I’m the kind of man who doesn’t blush, tweeze or drink from straws. But I may sprout boobs from the sky-high estrogen count of this week’s shows. The ladies know I love ’em, but somebody … (gulp) … help.

The Beat

Shoulda known it with the way the week began. On June 8, downtown was in full heat. A big gaggle of girls were screaming over at the Social for L.A. phenom Marie Digby, a member of the young, cutie-pie troop of female singer-songwriters who have at least a trace of legitimacy. Over at Back Booth, teenage girls swooned for We Shot the Moon, who aren’t girls but might as well be since the band features members from Waking Ashland and Sherwood.

But the Ingrid Michaelson show at the Social June 11 was the week’s most concentrated hen party. I’m not a huge fan or anything; I just wanted to hear “The Way I Am” live. It’s weird to go to a show for one song, but you’ve heard me preach the infinite marvel of a great pop song a million times and that’s one charming-ass tune. So I went. And it was worth it, because her fetching voice is the real deal in person. Michaelson is reasonably talented, but the Staten Island chanteuse is destined to be a one-hit wonder if she doesn’t start hitting that mark more often. The waiting room for “pretty good” artists runneth over, and the ones who ultimately matter are the ones who can repeatedly capture lightning in a bottle. 

Oh, y’know the law of averages that makes any sizable crowd of people singing together sound like they’re in tune? Well, that apparently doesn’t transfer to white chicks clapping to a song and keeping rhythm.

And of course a week as womanly as this just had to include a band that actually features the word “lady” in its name. Yep, the U.K.’s Ladytron played Club Firestone June 12, where they impressed with a massive sound and nice lights. Totally dig their newfound sonic assertiveness.

As an electronic pop act, Ladytron is true to form but forward-thinking. They’ve never painted themselves into a corner with outmoded styling or goth leanings. Most importantly, their chiseled aesthetic is immaculately conceived. Pulling from less obvious influences, like Italian disco, their sound is a more original, more considered construct than that of their contemporaries. Their music is a glimpse of what synth-pop could’ve become had it not effectively died due to a genre-wide atrophy of creativity.

Next to Ladytron’s colossal presence, Norwegian openers Datarock were downright amateurish.

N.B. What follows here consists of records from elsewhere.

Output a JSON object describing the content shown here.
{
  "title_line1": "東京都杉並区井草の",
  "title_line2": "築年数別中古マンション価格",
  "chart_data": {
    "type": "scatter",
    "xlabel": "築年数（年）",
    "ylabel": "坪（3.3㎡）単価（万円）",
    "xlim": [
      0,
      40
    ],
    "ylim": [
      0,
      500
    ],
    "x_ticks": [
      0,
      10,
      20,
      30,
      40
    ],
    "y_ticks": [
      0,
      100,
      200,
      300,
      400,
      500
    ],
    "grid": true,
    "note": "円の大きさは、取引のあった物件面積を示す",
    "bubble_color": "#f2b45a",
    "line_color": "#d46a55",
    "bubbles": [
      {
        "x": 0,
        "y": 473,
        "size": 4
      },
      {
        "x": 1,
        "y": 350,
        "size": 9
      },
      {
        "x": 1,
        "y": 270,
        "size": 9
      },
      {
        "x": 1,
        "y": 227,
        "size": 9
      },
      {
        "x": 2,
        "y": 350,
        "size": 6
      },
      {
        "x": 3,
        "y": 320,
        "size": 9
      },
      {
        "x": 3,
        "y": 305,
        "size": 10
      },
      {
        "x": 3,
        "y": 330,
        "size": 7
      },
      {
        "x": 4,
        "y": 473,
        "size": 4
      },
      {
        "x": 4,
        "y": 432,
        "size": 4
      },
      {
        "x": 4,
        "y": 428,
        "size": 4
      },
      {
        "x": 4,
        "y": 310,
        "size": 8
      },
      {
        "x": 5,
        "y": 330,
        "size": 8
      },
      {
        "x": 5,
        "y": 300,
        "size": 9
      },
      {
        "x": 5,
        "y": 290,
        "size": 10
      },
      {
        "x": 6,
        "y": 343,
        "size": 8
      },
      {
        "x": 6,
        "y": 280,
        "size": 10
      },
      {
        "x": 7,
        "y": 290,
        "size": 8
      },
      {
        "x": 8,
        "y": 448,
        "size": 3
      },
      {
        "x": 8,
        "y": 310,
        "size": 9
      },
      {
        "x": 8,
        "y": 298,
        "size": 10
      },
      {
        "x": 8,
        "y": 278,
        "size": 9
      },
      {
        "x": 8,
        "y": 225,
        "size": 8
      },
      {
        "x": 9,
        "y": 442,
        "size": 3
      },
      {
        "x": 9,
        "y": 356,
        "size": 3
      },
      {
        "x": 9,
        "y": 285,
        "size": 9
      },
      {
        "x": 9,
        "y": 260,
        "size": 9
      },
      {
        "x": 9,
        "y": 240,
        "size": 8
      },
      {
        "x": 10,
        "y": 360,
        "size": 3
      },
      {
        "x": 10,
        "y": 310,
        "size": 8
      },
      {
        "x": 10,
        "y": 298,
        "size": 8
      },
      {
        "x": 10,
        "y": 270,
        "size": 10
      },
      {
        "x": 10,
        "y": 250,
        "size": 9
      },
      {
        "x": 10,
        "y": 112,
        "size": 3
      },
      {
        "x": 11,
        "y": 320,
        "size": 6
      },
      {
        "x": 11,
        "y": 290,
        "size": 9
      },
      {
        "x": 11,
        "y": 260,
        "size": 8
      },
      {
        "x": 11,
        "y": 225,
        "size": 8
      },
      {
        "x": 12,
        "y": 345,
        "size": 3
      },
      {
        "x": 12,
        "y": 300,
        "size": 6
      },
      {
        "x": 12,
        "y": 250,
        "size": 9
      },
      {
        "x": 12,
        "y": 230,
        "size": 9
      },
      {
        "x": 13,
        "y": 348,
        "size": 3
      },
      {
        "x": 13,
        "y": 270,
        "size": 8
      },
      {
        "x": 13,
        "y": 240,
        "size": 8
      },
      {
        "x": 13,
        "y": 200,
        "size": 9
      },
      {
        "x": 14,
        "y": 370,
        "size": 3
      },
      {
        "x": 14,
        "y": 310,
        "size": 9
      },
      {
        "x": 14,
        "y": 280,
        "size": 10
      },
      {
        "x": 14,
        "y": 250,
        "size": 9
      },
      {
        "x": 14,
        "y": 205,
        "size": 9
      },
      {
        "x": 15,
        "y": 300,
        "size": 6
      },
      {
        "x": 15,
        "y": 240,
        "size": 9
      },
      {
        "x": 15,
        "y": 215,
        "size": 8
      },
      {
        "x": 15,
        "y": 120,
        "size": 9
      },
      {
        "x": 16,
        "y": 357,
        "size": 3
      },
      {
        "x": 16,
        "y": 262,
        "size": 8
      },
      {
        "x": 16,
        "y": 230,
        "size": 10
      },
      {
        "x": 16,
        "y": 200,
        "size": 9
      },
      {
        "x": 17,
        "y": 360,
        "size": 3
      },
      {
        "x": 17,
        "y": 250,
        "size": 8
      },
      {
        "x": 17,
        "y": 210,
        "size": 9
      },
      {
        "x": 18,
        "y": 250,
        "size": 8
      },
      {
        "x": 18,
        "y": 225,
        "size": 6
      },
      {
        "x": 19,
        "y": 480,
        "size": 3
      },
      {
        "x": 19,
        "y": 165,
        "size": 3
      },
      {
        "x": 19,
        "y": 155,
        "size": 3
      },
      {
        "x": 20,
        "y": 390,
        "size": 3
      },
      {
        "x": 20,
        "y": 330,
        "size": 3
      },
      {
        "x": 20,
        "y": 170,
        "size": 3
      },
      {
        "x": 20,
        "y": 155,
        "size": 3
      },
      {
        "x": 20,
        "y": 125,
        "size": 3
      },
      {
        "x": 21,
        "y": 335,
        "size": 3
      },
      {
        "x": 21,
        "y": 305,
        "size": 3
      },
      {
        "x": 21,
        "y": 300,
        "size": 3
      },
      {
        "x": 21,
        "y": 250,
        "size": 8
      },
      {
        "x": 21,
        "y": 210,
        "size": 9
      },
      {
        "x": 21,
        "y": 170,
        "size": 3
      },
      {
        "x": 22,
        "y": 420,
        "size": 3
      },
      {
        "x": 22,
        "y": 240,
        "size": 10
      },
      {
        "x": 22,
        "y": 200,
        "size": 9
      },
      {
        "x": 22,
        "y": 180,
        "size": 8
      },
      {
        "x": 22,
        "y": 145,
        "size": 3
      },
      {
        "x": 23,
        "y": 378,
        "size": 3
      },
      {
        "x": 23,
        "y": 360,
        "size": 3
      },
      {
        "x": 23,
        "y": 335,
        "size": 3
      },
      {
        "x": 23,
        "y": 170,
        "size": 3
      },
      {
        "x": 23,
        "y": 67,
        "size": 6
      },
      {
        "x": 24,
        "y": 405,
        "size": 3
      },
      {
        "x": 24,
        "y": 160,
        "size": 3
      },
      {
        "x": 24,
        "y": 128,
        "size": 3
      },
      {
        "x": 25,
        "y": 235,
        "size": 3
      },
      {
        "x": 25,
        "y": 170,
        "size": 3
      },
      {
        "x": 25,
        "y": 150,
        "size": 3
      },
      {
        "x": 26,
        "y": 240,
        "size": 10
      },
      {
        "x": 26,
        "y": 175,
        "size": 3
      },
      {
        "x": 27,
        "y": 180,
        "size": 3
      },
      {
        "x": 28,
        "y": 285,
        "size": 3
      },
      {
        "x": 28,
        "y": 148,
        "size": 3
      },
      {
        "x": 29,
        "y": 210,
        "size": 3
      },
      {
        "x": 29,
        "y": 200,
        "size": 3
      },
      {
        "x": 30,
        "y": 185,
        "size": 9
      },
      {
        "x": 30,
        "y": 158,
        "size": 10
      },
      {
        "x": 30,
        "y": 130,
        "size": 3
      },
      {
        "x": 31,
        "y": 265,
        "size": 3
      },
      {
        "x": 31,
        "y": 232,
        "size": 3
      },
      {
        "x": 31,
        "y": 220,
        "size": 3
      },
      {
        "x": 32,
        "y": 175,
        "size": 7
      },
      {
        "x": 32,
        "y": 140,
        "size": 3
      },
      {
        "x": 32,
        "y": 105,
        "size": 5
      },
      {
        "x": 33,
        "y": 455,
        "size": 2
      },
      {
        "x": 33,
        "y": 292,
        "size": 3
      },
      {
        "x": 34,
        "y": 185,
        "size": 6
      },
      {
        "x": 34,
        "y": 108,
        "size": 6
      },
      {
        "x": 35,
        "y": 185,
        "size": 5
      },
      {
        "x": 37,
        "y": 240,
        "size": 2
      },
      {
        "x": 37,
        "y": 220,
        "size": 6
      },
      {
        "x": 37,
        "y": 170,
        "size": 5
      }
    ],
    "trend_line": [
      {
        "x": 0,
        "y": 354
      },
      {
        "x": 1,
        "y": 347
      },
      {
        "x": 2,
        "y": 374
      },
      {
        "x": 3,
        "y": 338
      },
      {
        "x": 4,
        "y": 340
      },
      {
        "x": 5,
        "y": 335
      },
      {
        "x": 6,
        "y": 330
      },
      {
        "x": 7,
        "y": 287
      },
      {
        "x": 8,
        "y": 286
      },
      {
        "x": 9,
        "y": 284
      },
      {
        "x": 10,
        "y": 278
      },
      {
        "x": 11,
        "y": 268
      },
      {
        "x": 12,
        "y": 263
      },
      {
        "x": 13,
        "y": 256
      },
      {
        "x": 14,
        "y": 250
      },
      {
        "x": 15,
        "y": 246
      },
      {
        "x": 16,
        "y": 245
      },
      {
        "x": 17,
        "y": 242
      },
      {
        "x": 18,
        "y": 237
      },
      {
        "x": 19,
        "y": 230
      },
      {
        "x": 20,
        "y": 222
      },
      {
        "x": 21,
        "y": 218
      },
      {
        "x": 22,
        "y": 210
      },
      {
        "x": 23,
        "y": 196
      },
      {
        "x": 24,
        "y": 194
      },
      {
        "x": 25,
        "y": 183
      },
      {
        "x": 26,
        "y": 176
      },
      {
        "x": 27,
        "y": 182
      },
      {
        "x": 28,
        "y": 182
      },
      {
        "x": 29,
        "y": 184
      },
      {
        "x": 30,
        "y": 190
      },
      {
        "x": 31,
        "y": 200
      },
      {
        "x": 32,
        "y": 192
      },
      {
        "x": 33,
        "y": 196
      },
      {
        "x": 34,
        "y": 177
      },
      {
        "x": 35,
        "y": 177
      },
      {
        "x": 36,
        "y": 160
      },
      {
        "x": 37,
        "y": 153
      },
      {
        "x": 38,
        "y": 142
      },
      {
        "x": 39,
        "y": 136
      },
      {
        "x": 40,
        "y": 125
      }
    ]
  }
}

How much longer can their thin, schticky concept last, anyway?

Speaking of which, local indie-pop band Fairweather Friend weren’t exactly masterful at their CD release party at Suite B on June 8 either. Forgettably nice music, but the playing was slovenly. The integration of rock and electronic sounds requires a deft hand, and they were a wreck. Their vanilla musical vision may never, ever be interesting, but they might be palatable if they keep it simple.

Anyway, back to more manly things. Mississippi’s Colour Revolt played the Social June 9. Here’s my deal: If you’re an American band and your name adopts a British spelling, you better be good enough to justify that extra “u.” Luckily, they were, delivering a burning performance heaving with Down-South swagger and intelligent dynamics. Count them among the bright young class of Southern indie rockers.

Counterbalancing all the aforementioned femininity in one fell swoop was Mudhoney at Back Booth June 14. Celebrating their 20th anniversary, these guys are bona fide legends. And evidence that “legendary” usually means “old” was that the lone renegade stage-diver at this show was some aging fat dude acting like a mohawked teenager at the Warped Tour. That guy rules!

But every indicator of their age dissipated when they played. The rude muscle of their first-wave grunge was impressively intact. Their rawness and power were so vivid even in comparison to today’s best young bands that it was truly one of those moment-of-truth performances. The music totally slayed and all of frontman Mark Arm’s Iggy Pop–isms seemed remarkably fresh.

You know shit’s really rockin’ when loud, drunken singing is coming from the normally contained Jason Ferguson all night long. The spirit of rock & roll is far from dead, and so is Mudhoney.